As to the programs themselves, there isn't an anthropology degree program in the country that doesn't require students taking classes in genetics, statistics and biology. In other words, those "hard" courses engineering and chemistry students take. So the idea of a lack of academic rigor is simply absurd.
But this isn't about academic rigor or the usefulness of the education gleaned from anthropology. The problem is that anthropology asks students to examine the world and the nature of "truth" through a different lens. Anthropology is inconvenient for the Right, just as it is for the Left. Unfortunately for the likes of Gov. Scott, without these seemingly useless approaches to understanding the world, we wouldn't have a democracy or a republican form of government. We wouldn't have had the great leaps forward in thought. Which is precisely what these sorts want. They seek a population that blindly accepts the status quo and doesn't blink when told the world is only 5000 years old. It is about fostering drones and turning the university into a glorified form of trade
http://dougsarchaeology.wordpress.com/2011/10/11/70000-people-in-the-us-have-archaeology-based-degrees/
There are approximately 70,000 people in the US with Anthropology-related degrees and according to www.studentscholarships.org there are only 6,000 people employed in the field of anthropology in the US, we have an enormous disconnect between how people are educated and what they do. Further, since over 50% of the total cost of getting a student an undergrad degree at UGA is born by the taxpayers (www.gppf.org - then look for the report "Georgia’s Higher Education System: Success or Failure?") then what you major in is of great importance to the taxpayers of Georgia. All of the virtues you list as coming from a degree in anthropology could just as easily come from any of several more traditional undergraduate degrees. Further, given the clear underemployment rate of your particular degree, and the cost to the taxpayers of Georgia for getting you that degree, we question whether or not it is worth our money. I would rather you had a good solid degree in civil engineering, which would give you all the skills you mention plus give you some excellent technical skills that would be directly applicable to the state of Georgia.

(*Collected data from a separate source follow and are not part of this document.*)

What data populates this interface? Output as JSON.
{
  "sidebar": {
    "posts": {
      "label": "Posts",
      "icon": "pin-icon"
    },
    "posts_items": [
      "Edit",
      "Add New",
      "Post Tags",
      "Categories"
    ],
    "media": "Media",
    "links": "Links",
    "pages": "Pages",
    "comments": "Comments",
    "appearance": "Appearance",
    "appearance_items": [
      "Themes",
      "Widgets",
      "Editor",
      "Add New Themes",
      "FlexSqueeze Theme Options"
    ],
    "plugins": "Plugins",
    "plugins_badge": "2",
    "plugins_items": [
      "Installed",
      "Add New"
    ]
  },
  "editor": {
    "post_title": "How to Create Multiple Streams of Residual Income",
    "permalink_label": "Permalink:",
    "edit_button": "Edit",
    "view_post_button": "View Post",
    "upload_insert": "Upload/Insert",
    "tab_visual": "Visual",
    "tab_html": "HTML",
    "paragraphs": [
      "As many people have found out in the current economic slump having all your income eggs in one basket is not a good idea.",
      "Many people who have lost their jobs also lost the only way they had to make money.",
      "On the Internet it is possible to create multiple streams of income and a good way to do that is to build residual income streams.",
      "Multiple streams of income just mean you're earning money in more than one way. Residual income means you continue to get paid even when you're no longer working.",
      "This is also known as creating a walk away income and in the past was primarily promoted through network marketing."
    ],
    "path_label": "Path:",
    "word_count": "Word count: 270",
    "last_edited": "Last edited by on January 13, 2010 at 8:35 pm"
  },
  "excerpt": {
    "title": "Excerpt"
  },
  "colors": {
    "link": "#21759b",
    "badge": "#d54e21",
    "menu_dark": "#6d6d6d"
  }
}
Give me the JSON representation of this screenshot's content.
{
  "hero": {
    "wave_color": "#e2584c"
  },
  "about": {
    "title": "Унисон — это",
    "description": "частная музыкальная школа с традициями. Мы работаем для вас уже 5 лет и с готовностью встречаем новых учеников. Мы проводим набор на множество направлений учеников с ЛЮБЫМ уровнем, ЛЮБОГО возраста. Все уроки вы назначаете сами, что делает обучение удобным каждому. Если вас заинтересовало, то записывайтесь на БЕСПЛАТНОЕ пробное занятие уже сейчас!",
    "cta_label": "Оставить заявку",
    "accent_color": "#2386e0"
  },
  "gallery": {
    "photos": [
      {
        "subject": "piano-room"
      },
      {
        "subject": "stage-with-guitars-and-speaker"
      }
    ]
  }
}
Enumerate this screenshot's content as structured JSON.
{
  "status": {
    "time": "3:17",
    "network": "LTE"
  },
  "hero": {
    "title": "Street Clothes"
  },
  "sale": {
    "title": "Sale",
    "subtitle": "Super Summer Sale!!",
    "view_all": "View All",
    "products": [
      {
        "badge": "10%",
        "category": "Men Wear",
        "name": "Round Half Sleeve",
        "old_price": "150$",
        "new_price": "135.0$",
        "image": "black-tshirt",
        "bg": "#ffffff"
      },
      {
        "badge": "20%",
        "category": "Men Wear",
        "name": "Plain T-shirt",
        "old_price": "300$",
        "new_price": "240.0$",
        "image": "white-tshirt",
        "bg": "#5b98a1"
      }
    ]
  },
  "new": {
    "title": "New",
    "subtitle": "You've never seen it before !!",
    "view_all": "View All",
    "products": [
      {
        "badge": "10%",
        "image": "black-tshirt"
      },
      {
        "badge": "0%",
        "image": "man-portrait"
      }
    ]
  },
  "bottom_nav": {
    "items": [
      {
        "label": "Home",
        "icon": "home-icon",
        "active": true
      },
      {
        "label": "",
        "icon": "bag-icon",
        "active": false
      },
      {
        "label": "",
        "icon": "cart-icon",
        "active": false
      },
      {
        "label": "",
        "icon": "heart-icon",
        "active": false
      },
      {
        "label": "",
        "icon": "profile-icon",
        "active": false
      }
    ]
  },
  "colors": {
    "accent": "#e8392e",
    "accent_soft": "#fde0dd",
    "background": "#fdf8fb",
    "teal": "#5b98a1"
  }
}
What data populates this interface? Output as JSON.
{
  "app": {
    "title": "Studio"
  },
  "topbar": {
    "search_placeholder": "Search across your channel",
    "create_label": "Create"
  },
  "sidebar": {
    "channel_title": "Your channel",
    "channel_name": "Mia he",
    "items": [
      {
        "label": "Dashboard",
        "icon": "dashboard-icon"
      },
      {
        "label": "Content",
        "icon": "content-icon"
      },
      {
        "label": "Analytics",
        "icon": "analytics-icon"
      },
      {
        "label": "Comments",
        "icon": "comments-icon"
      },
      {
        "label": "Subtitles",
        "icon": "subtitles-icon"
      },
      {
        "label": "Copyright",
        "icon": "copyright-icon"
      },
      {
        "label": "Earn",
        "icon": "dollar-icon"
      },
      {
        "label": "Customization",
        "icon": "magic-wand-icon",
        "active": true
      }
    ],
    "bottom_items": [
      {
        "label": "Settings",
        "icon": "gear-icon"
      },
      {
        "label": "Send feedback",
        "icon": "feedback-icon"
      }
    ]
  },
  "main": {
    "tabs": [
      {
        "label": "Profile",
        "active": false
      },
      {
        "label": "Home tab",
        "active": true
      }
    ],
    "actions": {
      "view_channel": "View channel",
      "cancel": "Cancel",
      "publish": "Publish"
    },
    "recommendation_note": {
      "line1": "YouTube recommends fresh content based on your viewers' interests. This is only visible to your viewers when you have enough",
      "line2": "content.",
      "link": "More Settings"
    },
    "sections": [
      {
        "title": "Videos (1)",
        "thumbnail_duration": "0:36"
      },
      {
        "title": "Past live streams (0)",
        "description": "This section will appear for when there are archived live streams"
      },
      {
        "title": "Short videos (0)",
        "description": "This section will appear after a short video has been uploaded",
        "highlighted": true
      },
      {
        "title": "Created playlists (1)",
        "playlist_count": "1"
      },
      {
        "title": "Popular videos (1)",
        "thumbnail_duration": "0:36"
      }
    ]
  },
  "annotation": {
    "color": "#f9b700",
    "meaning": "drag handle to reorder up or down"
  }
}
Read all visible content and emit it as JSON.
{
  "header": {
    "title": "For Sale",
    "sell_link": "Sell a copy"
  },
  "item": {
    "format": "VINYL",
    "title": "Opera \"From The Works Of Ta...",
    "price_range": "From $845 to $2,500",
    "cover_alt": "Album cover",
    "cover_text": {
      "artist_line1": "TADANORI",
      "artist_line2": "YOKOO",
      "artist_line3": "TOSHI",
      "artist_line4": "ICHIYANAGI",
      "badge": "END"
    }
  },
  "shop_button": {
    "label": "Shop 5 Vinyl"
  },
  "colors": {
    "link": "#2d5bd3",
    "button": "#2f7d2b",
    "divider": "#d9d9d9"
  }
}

Then let's consider why he has chosen anthropology as the liberal arts field to vilify. Unresolved issues with his anthropology-major daughter? Or perhaps resentment of Dr. Alan Wolfe, an influential Florida anthropologist who serves on the Florida Health and Services Board? http://fhhsb.org/
It's always interesting to get curious about the origin of of a persona's irrational anger and contempt...
Could you please offer more examples of jobs? (Beyond the state parks, efficiency positions, etc. The more specific you are, the more ammunition we have against the governor.
So ... Florida colleges should only train the kinds of people that will work in FL? Wow. How short-sighted is that? What state did that man go to college in? Is he working there now? Have the feeling the answer is no.
Hey, Rick, people educated and trained in Florida work all over the country and all over the world. All of them are needed, at some time, somewhere. They will go where the jobs are. And it is up to the individual to decide what field they want to go in to, understanding that they may have to relocate from Florida. It's the same life decision that basically everyone has to make. Yes, they should know their job hiring statistics, but it is their decision, not yours or anyone else's.